Of the 239 households, 33.1% of which had children under the age of 18 living with them, 47.7% were married couples living together, 5.4% were cohabitating couples, 25.9% had a female householder with no spouse or partner present and 20.9% had a male householder with no spouse or partner present. 36.0% of all households were non-families. 31.4% of all households were made up of individuals, 14.2% had someone living alone who was 65 years old or older.

The median age in the city was 37.9 years. 29.2% of the residents were under the age of 20; 5.0% were between the ages of 20 and 24; 23.8% were from 25 and 44; 25.9% were from 45 and 64; and 16.0% were 65 years of age or older. The gender makeup of the city was 47.7% male and 52.3% female.

===2010 census===
As of the census of 2010, there were 545 people, 243 households, and 157 families living in the city. The population density was 545.0 PD/sqmi. There were 281 housing units at an average density of 281.0 /sqmi. The racial makeup of the city was 96.1% White, 0.2% Native American, 3.5% from other races, and 0.2% from two or more races. Hispanic or Latino of any race were 5.7% of the population.

There were 243 households, of which 28.0% had children under the age of 18 living with them, 56.4% were married couples living together, 3.7% had a female householder with no husband present, 4.5% had a male householder with no wife present, and 35.4% were non-families. 32.5% of all households were made up of individuals, and 20.1% had someone living alone who was 65 years of age or older. The average household size was 2.24 and the average family size was 2.83.

The median age in the city was 43.5 years. 23.9% of residents were under the age of 18; 4% were between the ages of 18 and 24; 23.1% were from 25 to 44; 26.1% were from 45 to 64; and 22.9% were 65 years of age or older. The gender makeup of the city was 48.8% male and 51.2% female.

===2000 census===
As of the census of 2000, there were 607 people, 252 households, and 165 families living in the city. The population density was 604.3 PD/sqmi. There were 273 housing units at an average density of 271.8 /sqmi. The racial makeup of the city was 96.38% White, 2.47% from other races, and 1.15% from two or more races. Hispanic or Latino of any race were 4.45% of the population.

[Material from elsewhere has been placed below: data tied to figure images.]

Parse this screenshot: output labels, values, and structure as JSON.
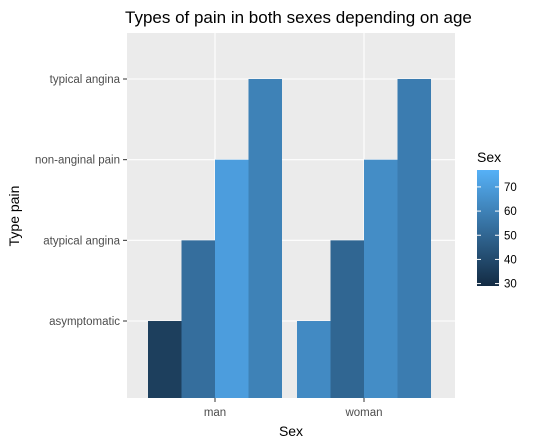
{
  "chart_data": {
    "type": "bar",
    "title": "Types of pain in both sexes depending on age",
    "xlabel": "Sex",
    "ylabel": "Type pain",
    "x_categories": [
      "man",
      "woman"
    ],
    "y_levels": [
      "asymptomatic",
      "atypical angina",
      "non-anginal pain",
      "typical angina"
    ],
    "bars": [
      {
        "sex": "man",
        "type_pain": "asymptomatic",
        "age": 36
      },
      {
        "sex": "man",
        "type_pain": "atypical angina",
        "age": 53
      },
      {
        "sex": "man",
        "type_pain": "non-anginal pain",
        "age": 70
      },
      {
        "sex": "man",
        "type_pain": "typical angina",
        "age": 60
      },
      {
        "sex": "woman",
        "type_pain": "asymptomatic",
        "age": 63
      },
      {
        "sex": "woman",
        "type_pain": "atypical angina",
        "age": 50
      },
      {
        "sex": "woman",
        "type_pain": "non-anginal pain",
        "age": 64
      },
      {
        "sex": "woman",
        "type_pain": "typical angina",
        "age": 58
      }
    ],
    "legend": {
      "title": "Sex",
      "position": "right",
      "type": "colorbar",
      "range": [
        29,
        77
      ],
      "ticks": [
        30,
        40,
        50,
        60,
        70
      ],
      "color_low": "#132B43",
      "color_high": "#56B1F7"
    },
    "grid": true,
    "panel_background": "#EBEBEB",
    "grid_color": "#FFFFFF"
  }
}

There were 252 households, out of which 31.3% had children under the age of 18 living with them, 58.3% were married couples living together, 5.6% had a female householder with no husband present, and 34.5% were non-families. 31.0% of all households were made up of individuals, and 19.0% had someone living alone who was 65 years of age or older. The average household size was 2.41 and the average family size was 3.04.

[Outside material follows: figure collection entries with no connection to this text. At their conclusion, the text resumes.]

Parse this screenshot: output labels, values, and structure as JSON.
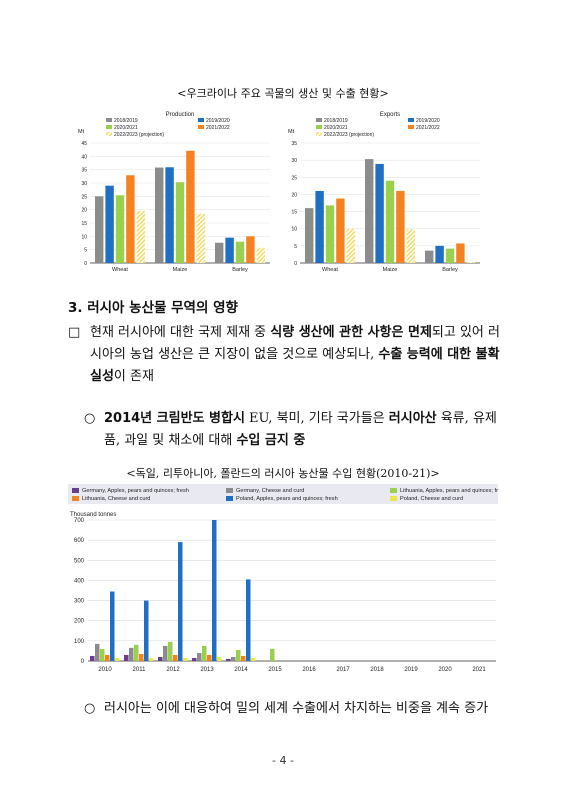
{
  "caption1": "<우크라이나 주요 곡물의 생산 및 수출 현황>",
  "caption2": "<독일, 리투아니아, 폴란드의 러시아 농산물 수입 현황(2010-21)>",
  "section_title": "3. 러시아 농산물 무역의 영향",
  "para1": {
    "bullet": "□",
    "t1": "현재 러시아에 대한 국제 제재 중 ",
    "b1": "식량 생산에 관한 사항은 면제",
    "t2": "되고 있어 러시아의 농업 생산은 큰 지장이 없을 것으로 예상되나, ",
    "b2": "수출 능력에 대한 불확실성",
    "t3": "이 존재"
  },
  "para2": {
    "bullet": "○",
    "b1": "2014년 크림반도 병합시",
    "t1": " EU, 북미, 기타 국가들은 ",
    "b2": "러시아산",
    "t2": " 육류, 유제품, 과일 및 채소에 대해 ",
    "b3": "수입 금지 중"
  },
  "para3": {
    "bullet": "○",
    "t1": "러시아는 이에 대응하여 밀의 세계 수출에서 차지하는 비중을 계속 증가"
  },
  "page_number": "- 4 -",
  "colors": {
    "gray": "#8c8c8c",
    "blue": "#1f6fc5",
    "green": "#9bcf4e",
    "orange": "#f58220",
    "yellow": "#f2de6a",
    "darkpurple": "#6b3d8c",
    "lightyellow": "#e8e84a"
  },
  "chart_data": [
    {
      "type": "bar",
      "title": "Production",
      "ylabel": "Mt",
      "ylim": [
        0,
        45
      ],
      "yticks": [
        "0",
        "5",
        "10",
        "15",
        "20",
        "25",
        "30",
        "35",
        "40",
        "45"
      ],
      "categories": [
        "Wheat",
        "Maize",
        "Barley"
      ],
      "legend": [
        "2018/2019",
        "2019/2020",
        "2020/2021",
        "2021/2022",
        "2022/2023 (projection)"
      ],
      "series": [
        {
          "name": "2018/2019",
          "values": [
            25,
            35.8,
            7.6
          ]
        },
        {
          "name": "2019/2020",
          "values": [
            29,
            35.9,
            9.5
          ]
        },
        {
          "name": "2020/2021",
          "values": [
            25.4,
            30.3,
            8
          ]
        },
        {
          "name": "2021/2022",
          "values": [
            32.9,
            42.1,
            10
          ]
        },
        {
          "name": "2022/2023 (projection)",
          "values": [
            19.5,
            18.5,
            5.7
          ]
        }
      ]
    },
    {
      "type": "bar",
      "title": "Exports",
      "ylabel": "Mt",
      "ylim": [
        0,
        35
      ],
      "yticks": [
        "0",
        "5",
        "10",
        "15",
        "20",
        "25",
        "30",
        "35"
      ],
      "categories": [
        "Wheat",
        "Maize",
        "Barley"
      ],
      "legend": [
        "2018/2019",
        "2019/2020",
        "2020/2021",
        "2021/2022",
        "2022/2023 (projection)"
      ],
      "series": [
        {
          "name": "2018/2019",
          "values": [
            16,
            30.3,
            3.6
          ]
        },
        {
          "name": "2019/2020",
          "values": [
            21,
            28.9,
            5
          ]
        },
        {
          "name": "2020/2021",
          "values": [
            16.8,
            24,
            4.2
          ]
        },
        {
          "name": "2021/2022",
          "values": [
            18.8,
            21,
            5.7
          ]
        },
        {
          "name": "2022/2023 (projection)",
          "values": [
            10,
            9.8,
            0.3
          ]
        }
      ]
    },
    {
      "type": "bar",
      "ylabel": "Thousand tonnes",
      "ylim": [
        0,
        700
      ],
      "yticks": [
        "0",
        "100",
        "200",
        "300",
        "400",
        "500",
        "600",
        "700"
      ],
      "categories": [
        "2010",
        "2011",
        "2012",
        "2013",
        "2014",
        "2015",
        "2016",
        "2017",
        "2018",
        "2019",
        "2020",
        "2021"
      ],
      "legend": [
        "Germany, Apples, pears and quinces; fresh",
        "Germany, Cheese and curd",
        "Lithuania, Apples, pears and quinces; fresh",
        "Lithuania, Cheese and curd",
        "Poland, Apples, pears and quinces; fresh",
        "Poland, Cheese and curd"
      ],
      "series": [
        {
          "name": "Germany, Apples, pears and quinces; fresh",
          "values": [
            25,
            30,
            20,
            15,
            10,
            0,
            0,
            0,
            0,
            0,
            0,
            0
          ]
        },
        {
          "name": "Germany, Cheese and curd",
          "values": [
            85,
            65,
            75,
            40,
            20,
            0,
            0,
            0,
            0,
            0,
            0,
            0
          ]
        },
        {
          "name": "Lithuania, Apples, pears and quinces; fresh",
          "values": [
            60,
            80,
            95,
            75,
            55,
            60,
            0,
            0,
            0,
            0,
            0,
            0
          ]
        },
        {
          "name": "Lithuania, Cheese and curd",
          "values": [
            30,
            35,
            30,
            30,
            25,
            0,
            0,
            0,
            0,
            0,
            0,
            0
          ]
        },
        {
          "name": "Poland, Apples, pears and quinces; fresh",
          "values": [
            345,
            300,
            590,
            700,
            405,
            0,
            0,
            0,
            0,
            0,
            0,
            0
          ]
        },
        {
          "name": "Poland, Cheese and curd",
          "values": [
            15,
            15,
            15,
            20,
            15,
            0,
            0,
            0,
            0,
            0,
            0,
            0
          ]
        }
      ]
    }
  ]
}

25.9% were under the age of 18, 7.6% from 18 to 24, 27.5% from 25 to 44, 14.5% from 45 to 64, and 24.5% were 65 years of age or older. The median age was 38 years. For every 100 females, there were 91.5 males. For every 100 females age 18 and over, there were 91.5 males.

The median income for a household in the city was $39,417, and the median income for a family was $46,875. Males had a median income of $33,056 versus $22,188 for females. The per capita income for the city was $18,729. None of the families and 1.1% of the population were living below the poverty line, including no under eighteens and none of those over 64.

==Education==
Hubbard–Radcliffe Community School District is the area school district. The district formed on July 1, 1993, with the merger of the Hubbard and Radcliffe school districts. As of 2019, it has a grade-sharing arrangement with Eldora–New Providence Community School District and operates as "South Hardin Schools".